Remember to write this as a cohesive, 2 page report written in ordinary language (no code, hashtags, or underscores in the main text).
Please briefly summarize your main findings (beta for new_vax_2wks and R2), colinearity and heteroskedasticity tests, and simulation results.
A good goal is to make it look like a professional report you could share with a potential employer as evidence of your statistical analysis abilities!

Bonus Challenge

Finally, for up to 1% extra credit for your groups members’ overall grade, you may submit along with your lab the following:

For 0.5% Extra Credit: Simulate the predicted rate of new weekly vaccinations (new_vax) for Northeastern’s zipcode, as the rate of vaccinations 2 weeks prior increases from 0% to 1.5%. For your simulation, set all other traits equal to their actual observed value in Northeastern University’s zipcode (02115).
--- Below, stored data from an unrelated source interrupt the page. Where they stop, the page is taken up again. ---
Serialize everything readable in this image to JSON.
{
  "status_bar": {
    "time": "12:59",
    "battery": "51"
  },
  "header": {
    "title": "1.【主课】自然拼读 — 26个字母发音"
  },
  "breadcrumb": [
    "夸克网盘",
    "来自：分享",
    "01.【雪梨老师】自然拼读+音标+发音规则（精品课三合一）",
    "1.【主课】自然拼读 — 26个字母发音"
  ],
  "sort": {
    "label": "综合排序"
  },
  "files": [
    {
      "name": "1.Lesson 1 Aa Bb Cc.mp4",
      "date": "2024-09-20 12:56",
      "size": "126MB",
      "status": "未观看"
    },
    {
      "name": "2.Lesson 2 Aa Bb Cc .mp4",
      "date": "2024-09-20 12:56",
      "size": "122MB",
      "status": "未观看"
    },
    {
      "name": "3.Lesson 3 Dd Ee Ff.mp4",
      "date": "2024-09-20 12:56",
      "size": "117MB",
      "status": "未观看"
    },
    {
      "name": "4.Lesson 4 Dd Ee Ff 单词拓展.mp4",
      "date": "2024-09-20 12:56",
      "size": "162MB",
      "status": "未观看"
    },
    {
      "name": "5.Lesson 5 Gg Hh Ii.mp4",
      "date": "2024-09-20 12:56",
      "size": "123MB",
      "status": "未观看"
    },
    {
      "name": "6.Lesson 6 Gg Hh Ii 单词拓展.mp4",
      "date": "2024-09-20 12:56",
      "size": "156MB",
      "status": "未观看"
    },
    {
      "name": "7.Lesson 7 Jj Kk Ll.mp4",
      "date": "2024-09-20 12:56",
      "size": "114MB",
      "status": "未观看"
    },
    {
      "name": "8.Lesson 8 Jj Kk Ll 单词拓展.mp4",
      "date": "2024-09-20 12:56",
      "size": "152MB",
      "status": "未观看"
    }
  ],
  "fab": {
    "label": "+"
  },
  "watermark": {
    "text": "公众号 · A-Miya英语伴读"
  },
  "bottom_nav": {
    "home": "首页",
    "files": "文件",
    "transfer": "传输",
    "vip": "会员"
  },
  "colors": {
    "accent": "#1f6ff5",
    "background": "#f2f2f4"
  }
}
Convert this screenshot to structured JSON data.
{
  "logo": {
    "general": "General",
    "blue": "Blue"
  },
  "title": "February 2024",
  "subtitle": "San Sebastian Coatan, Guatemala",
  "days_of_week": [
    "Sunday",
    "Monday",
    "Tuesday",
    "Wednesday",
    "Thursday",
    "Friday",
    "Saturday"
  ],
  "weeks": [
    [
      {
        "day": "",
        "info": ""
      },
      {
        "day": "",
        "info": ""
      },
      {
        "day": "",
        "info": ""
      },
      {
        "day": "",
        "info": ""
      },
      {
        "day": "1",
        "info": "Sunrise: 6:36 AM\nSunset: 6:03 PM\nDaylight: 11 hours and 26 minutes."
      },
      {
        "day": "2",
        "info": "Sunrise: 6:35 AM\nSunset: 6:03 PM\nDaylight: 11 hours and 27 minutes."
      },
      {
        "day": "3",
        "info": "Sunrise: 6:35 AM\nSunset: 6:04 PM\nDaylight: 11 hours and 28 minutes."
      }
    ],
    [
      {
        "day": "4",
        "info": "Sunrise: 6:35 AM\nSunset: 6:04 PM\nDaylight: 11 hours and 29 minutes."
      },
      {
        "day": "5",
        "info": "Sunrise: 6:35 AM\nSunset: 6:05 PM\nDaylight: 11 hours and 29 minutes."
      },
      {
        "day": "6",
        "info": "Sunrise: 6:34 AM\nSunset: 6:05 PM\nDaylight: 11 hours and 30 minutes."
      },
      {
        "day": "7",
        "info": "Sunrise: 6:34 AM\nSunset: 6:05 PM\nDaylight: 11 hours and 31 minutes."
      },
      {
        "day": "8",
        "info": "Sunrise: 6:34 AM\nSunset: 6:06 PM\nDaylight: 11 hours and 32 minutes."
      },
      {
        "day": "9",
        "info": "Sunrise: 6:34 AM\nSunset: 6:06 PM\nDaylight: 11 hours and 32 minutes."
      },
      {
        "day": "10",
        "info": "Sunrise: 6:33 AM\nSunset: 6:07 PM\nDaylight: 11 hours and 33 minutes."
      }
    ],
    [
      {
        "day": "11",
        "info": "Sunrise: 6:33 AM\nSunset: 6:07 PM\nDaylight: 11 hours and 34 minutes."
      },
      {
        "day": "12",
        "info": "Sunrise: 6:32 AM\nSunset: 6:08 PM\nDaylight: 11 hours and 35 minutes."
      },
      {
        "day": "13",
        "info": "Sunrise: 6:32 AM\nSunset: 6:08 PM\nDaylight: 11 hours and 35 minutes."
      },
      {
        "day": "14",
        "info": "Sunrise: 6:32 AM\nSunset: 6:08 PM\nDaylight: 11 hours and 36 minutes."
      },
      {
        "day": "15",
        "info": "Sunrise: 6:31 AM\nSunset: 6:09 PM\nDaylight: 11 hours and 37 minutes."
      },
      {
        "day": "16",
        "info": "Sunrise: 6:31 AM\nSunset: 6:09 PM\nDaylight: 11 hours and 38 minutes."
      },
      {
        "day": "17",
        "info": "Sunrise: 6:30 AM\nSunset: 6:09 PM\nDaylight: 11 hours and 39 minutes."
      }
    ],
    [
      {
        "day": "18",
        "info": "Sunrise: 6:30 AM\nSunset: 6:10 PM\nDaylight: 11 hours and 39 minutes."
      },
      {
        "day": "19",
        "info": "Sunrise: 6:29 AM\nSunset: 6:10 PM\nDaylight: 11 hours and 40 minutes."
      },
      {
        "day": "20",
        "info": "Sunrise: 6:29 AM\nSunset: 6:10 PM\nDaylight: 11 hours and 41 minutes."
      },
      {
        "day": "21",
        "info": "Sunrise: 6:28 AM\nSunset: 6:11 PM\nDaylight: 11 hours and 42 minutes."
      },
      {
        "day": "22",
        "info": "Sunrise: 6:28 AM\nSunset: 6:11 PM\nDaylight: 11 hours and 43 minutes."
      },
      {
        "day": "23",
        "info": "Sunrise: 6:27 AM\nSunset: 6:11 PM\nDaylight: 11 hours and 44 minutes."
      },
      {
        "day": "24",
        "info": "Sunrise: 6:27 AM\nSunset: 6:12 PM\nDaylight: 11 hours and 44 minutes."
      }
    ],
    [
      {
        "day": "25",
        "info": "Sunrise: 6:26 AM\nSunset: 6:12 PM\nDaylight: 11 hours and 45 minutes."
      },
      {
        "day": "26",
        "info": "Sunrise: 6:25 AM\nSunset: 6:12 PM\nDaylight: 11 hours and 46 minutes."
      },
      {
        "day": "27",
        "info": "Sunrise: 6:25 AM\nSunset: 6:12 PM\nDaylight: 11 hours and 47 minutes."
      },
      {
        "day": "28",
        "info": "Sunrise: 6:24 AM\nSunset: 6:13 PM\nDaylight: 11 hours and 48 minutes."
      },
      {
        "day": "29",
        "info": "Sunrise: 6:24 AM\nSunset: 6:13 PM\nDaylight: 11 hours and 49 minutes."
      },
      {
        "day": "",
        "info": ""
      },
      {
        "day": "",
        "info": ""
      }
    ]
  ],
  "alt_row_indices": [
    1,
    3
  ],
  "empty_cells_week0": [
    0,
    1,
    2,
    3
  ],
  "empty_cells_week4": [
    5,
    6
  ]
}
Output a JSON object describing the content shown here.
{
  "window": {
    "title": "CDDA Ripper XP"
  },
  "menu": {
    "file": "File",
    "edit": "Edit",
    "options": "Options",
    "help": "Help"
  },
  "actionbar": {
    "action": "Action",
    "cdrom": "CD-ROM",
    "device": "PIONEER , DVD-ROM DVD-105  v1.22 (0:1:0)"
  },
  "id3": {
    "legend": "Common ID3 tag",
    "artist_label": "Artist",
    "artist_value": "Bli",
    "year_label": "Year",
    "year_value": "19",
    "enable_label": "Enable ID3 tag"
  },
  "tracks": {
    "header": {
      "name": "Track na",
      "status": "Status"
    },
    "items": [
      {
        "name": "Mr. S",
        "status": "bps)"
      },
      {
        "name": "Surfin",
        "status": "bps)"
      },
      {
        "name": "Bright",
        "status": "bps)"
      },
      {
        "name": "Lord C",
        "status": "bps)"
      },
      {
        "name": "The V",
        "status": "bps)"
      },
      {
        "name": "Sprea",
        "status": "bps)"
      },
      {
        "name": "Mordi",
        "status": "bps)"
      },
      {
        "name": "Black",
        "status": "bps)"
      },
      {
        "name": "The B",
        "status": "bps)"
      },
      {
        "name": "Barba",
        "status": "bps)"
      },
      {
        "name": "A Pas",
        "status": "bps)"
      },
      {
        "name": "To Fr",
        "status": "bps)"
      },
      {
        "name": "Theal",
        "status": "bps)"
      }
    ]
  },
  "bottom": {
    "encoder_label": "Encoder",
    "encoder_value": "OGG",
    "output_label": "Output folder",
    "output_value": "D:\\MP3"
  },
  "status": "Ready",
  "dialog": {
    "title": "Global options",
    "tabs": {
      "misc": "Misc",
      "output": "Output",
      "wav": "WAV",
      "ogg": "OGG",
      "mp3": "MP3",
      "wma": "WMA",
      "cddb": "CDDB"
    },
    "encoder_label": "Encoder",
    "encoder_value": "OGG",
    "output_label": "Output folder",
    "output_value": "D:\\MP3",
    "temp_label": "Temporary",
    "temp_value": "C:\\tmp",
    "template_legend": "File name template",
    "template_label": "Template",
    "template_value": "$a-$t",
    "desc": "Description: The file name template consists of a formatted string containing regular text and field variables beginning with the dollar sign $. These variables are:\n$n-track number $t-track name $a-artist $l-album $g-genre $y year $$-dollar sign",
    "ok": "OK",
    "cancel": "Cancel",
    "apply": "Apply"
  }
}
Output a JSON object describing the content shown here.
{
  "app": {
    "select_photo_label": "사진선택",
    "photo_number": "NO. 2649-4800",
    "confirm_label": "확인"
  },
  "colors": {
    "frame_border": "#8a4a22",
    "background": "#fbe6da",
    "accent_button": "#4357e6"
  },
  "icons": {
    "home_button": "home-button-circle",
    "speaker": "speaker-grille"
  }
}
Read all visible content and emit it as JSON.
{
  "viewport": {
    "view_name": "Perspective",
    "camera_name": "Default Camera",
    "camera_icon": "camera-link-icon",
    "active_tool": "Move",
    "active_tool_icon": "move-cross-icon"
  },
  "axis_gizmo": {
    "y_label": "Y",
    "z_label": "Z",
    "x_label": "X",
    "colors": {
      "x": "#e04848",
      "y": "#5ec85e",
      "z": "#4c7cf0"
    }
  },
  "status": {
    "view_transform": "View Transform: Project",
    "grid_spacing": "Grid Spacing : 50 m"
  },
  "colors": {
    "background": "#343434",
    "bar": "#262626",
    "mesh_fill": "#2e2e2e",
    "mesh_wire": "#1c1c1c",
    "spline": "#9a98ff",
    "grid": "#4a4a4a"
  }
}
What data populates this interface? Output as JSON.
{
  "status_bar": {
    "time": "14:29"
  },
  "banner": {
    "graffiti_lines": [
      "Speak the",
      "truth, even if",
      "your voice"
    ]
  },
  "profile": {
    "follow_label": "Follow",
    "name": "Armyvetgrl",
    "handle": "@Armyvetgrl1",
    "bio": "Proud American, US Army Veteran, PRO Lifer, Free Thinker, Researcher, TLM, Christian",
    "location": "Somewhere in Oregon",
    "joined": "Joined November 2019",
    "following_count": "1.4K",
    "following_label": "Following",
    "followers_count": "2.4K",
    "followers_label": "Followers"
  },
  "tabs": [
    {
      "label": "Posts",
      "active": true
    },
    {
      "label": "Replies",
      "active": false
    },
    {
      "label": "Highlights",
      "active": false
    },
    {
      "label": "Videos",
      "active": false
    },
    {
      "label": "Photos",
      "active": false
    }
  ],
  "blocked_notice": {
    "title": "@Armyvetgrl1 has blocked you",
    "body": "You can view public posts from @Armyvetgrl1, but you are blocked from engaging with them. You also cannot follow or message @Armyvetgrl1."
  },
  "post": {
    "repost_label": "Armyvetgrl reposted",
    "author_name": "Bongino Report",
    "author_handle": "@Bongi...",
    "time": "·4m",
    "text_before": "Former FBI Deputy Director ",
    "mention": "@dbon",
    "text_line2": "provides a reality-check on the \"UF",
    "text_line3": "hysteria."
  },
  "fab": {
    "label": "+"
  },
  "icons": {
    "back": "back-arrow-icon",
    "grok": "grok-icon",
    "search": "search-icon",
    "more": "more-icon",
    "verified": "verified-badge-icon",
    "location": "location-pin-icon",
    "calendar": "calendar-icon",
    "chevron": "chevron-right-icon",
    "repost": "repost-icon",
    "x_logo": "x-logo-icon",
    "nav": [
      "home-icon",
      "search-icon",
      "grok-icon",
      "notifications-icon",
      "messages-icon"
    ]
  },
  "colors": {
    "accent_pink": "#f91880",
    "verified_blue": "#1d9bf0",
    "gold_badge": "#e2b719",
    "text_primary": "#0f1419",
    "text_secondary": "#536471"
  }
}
Repeat this simulation for both of your models m1 and m2. Exponentiate your predicted values using exp().
For 0.5% More Extra Credit: Now repeat these simulations for one other zipcode in Boston. Bind the results together using bind_rows() and visualize your simulation in one visual, with intentional coloring, labels, and design. facet_wrap() may be helpful. Label the other zipcode based on the neighborhood it is in. Please briefly describe your findings in a few sentences.